Editorial: Why many school children now fear ideas
Published in Op Eds
The text of the First Amendment hasn’t changed, but many young adults would like it to. A study from The Future of Free Speech found that fewer than half of those aged 18 to 34 believe “hate speech” should be protected.
Restoring civil discourse begins with understanding why so many people view it as a problem to solve instead of as a gift to enjoy.
This didn’t occur because Americans once agreed on every major issue. The Civil War is one obvious example of that. But differences are why we need civil discourse.
“When you stop having a human connection with someone you disagree with, it becomes a lot easier to want to commit violence against that group,” Charlie Kirk warned in a video before his death. He continued, “What we as a culture have to get back to is being able to have a reasonable disagreement where violence is not an option.”
Public schools grew out of the idea that society needs to develop children into good and productive citizens. That is an important task for a democratic republic in which an informed citizenry is vital.
But in many schools of education, teachers learn they have a different role. “Pedagogy of the Oppressed” by Paulo Freire, a Brazilian Marxist, is one of the most influential books in U.S. teacher-training courses. He embraces the false dichotomy that the world is divided between oppressed and oppressor. He urged teachers not to pass on the wisdom of Western civilization. He railed against attempts to present others with “prescriptions for behavior.” In his view, that is how the oppressors assert their dominance.
“The one who is doing the decreeing defines himself and the class to which he belongs as those who know or were born to, know; he thereby defines others as alien entities,” Freire wrote. “The words of his own class come to be the ‘true’ words, which he imposes or attempts to impose on the others: the oppressed, whose words have been stolen from them.”
This argument starts with a rejection of absolute truth. He then claims that a society promoting its values, such as free speech, harms the “oppressed.” Teach a child this, and he will view debate not as a way to develop crucial critical thinking skils but as an active threat.
Sadly, this worldview has infected high school debate. This was once an activity that forced students to consider both sides of an issue. There’s great value in that. When you argue a position you don’t agree with, you grow in your understanding of why someone might believe it — and you might even strengthen your own convictions.

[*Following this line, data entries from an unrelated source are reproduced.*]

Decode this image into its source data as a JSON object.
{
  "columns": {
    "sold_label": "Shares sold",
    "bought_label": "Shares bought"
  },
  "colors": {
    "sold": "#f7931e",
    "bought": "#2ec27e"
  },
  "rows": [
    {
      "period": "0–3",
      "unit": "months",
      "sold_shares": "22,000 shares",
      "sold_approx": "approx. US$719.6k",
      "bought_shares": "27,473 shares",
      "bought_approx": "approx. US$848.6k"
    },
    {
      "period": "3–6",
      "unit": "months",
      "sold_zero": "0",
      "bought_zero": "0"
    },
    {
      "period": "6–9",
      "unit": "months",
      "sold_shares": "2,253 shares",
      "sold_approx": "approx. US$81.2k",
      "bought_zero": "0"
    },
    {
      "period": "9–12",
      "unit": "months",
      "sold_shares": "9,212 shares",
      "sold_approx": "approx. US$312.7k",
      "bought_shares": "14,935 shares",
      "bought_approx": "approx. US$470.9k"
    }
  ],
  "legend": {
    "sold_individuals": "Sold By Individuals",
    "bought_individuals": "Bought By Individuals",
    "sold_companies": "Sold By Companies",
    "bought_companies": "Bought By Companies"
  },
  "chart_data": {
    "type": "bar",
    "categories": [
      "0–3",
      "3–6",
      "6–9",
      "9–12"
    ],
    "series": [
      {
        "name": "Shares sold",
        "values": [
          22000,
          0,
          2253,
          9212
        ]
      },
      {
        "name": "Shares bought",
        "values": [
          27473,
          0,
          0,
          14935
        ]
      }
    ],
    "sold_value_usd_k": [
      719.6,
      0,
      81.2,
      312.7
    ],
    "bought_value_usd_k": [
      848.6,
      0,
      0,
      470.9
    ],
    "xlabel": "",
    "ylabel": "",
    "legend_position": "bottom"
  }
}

Instead, many modern debate judges want students to regurgitate Marxist claptrap. “I cannot check the revolutionary proletarian science at the door when I’m judging,” former high school debate champiton Lila Lavender wrote on her judging philosophy, adding, “I will no longer evaluate and thus ever vote for rightest capitalist-imperialist positions/arguments.”
Taxpayers shouldn’t be funding schools of education that promote an anti-American ideology and consider precious rights such as free speech to be tools of oppression. State and local officials must counter the influence of such toxic ideologies. That could entail reviewing curriculum and requiring high school teachers to pass a civics test to receive their licenses.
A key step in re-establishing civil discourse is removing this false and poisonous notion from our schools.